We had a comment from TD Securities on 15 May 2006. Did the budget put pressure on interest rates? You bet it did. They put aside all of the speculation. Various economists have said yes, no, maybe or it is too early to say. TD Securities have gone to the really authoritative source—that is, how did the money market respond? By 15 May they said that you could see that when the dust settled early on the morning of 10 May the implied yield had risen by 10 to 12 basis points. The market was fully pricing in a 25 basis point interest rate hike on a 12-month time horizon. This is flowing through into the money market. Small businesses are already paying those higher rates. It makes our small businesses less competitive internationally.

In the last point I want to make I wish to quote the ANZ bank again:

The economy is near the point in the cycle where the seeds of previous recessions have been sown ... 1960, 1973, 1981 and 1989.

We are at the point in the cycle which led to decisions which provoked the past four recessions. One of those mistakes is giving away too much of the revenue dividend in spending increases and tax cuts, which is still a very significant risk. In my view, it is economically a very risky budget.

It would be wrong for me to conclude these remarks without acknowledging some welcome local initiatives in the budget, particularly with regard to Old Parliament House and most particularly with regard to the Australian National University.
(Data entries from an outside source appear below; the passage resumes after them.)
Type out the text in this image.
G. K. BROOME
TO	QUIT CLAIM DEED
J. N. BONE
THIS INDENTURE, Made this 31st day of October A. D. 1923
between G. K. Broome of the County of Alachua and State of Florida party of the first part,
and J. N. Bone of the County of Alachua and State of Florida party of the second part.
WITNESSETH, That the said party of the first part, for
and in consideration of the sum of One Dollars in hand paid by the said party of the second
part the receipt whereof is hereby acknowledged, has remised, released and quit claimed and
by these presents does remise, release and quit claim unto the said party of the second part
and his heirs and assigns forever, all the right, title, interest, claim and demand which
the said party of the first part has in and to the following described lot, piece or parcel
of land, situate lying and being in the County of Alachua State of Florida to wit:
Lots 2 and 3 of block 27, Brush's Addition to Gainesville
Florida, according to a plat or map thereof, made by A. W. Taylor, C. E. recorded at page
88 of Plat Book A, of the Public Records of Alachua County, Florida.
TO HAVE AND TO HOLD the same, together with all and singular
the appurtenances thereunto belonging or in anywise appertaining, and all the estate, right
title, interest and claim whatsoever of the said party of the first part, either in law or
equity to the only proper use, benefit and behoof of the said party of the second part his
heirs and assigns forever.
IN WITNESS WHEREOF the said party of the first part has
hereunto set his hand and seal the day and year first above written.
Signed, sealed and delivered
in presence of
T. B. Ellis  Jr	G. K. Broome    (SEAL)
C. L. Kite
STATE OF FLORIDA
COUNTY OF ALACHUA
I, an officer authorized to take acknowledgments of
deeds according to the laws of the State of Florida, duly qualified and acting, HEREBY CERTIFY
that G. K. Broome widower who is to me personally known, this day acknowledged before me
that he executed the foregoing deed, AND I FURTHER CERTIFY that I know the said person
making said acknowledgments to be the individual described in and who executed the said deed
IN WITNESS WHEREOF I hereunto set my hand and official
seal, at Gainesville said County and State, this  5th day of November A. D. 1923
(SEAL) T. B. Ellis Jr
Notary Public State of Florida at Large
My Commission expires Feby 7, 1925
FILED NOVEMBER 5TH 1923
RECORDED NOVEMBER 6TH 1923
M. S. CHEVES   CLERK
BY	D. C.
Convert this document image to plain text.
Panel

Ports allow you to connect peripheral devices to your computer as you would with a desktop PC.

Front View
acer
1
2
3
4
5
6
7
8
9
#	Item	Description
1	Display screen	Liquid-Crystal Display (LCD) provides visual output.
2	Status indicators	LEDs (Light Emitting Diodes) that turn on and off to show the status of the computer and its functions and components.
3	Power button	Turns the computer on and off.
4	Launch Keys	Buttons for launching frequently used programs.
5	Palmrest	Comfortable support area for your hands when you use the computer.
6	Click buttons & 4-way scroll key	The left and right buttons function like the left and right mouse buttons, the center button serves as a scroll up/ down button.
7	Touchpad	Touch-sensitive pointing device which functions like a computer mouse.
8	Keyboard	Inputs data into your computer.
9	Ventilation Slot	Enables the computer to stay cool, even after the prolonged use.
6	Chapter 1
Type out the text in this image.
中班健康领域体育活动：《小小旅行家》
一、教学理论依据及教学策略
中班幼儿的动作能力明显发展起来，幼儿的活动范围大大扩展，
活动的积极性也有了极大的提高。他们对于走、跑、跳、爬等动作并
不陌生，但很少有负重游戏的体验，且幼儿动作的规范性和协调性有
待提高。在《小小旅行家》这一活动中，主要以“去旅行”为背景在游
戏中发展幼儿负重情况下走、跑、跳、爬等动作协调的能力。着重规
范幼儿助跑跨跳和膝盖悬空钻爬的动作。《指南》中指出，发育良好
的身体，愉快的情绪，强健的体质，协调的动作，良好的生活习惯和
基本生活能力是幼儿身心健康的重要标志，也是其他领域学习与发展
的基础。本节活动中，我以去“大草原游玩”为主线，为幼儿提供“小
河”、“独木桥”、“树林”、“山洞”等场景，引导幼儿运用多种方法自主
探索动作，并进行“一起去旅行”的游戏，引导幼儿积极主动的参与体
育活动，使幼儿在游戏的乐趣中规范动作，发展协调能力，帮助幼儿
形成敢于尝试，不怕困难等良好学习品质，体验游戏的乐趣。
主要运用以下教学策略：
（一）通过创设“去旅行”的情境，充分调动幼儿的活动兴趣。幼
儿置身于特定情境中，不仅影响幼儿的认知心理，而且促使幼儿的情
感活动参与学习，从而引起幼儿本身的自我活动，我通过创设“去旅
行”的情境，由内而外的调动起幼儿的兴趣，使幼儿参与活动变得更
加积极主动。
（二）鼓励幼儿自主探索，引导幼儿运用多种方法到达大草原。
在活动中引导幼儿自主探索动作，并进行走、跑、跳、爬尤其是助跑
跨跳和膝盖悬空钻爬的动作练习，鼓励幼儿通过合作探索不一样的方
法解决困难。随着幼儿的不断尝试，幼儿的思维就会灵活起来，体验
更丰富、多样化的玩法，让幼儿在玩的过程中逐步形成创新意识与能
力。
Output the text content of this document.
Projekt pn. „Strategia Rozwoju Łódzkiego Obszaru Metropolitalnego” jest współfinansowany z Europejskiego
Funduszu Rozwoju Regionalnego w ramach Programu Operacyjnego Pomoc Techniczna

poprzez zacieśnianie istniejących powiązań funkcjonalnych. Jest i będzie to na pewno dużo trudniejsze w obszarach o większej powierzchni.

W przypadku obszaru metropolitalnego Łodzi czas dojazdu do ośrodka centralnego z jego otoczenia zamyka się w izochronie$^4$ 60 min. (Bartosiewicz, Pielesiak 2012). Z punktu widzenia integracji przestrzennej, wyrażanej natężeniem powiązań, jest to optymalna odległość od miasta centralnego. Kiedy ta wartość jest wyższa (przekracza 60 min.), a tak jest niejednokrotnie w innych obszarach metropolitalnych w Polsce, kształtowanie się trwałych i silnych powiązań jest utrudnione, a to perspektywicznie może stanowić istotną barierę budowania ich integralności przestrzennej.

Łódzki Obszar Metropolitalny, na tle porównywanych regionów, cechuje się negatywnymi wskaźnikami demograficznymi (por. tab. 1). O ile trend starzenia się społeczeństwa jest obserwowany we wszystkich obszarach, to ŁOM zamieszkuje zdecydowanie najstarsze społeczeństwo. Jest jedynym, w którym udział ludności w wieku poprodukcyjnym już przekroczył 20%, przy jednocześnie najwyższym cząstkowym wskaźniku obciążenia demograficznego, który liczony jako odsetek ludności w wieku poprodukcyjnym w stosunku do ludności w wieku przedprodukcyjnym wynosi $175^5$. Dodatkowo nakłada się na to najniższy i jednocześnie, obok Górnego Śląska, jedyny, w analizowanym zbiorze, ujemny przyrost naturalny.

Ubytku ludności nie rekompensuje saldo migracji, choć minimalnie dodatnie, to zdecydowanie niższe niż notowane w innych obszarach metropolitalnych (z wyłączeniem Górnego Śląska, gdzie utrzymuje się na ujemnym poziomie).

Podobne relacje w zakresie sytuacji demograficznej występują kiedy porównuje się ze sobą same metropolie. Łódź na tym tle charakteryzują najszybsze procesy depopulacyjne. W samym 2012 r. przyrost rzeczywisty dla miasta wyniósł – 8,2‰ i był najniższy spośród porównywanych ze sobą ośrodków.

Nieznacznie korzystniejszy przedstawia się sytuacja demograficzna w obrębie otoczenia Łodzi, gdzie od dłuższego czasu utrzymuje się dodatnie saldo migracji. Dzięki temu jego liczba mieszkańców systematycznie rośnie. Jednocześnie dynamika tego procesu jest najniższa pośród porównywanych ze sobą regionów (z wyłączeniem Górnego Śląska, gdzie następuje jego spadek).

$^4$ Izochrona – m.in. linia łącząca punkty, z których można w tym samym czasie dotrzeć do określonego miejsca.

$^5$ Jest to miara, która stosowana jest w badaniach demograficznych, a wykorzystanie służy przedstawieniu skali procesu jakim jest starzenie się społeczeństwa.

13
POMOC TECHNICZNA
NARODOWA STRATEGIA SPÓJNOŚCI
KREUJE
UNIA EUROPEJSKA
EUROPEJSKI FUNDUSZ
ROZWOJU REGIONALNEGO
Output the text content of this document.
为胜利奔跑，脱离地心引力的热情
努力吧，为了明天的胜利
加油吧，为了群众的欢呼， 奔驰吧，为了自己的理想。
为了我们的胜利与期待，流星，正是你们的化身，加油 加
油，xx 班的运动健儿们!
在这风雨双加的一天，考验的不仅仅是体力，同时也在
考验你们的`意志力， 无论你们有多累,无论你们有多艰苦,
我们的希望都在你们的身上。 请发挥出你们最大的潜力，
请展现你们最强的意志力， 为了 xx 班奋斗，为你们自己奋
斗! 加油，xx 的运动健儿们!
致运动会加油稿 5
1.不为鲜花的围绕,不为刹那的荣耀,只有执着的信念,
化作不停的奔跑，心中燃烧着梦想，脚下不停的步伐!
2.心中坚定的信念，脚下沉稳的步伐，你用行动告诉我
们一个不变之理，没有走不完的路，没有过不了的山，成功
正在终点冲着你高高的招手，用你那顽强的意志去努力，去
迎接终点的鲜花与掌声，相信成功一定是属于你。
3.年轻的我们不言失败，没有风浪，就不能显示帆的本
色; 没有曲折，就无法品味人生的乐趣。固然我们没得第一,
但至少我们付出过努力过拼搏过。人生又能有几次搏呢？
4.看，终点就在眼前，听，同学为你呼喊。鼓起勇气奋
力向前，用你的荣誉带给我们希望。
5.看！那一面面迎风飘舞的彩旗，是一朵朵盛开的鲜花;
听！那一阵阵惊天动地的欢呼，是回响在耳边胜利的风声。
It is belated but proper acknowledgment that this parliament and the federal government have unique responsibilities with regard to the ANU, which cannot receive any state government support. This is a responsibility which this government has not previously acknowledged. I have found it very difficult to get my own party to acknowledge it. So I welcome it being recognised for the first time in a long time in this budget. To conclude: it is hard to be unpopular when you are giving away $40 billion. The opinion polls suggest that the government might have succeeded in doing that, but I doubt it. There are some welcome local and national initiatives. But overall it is a budget of skewed priorities, economic risk and, most of all, missed opportunities.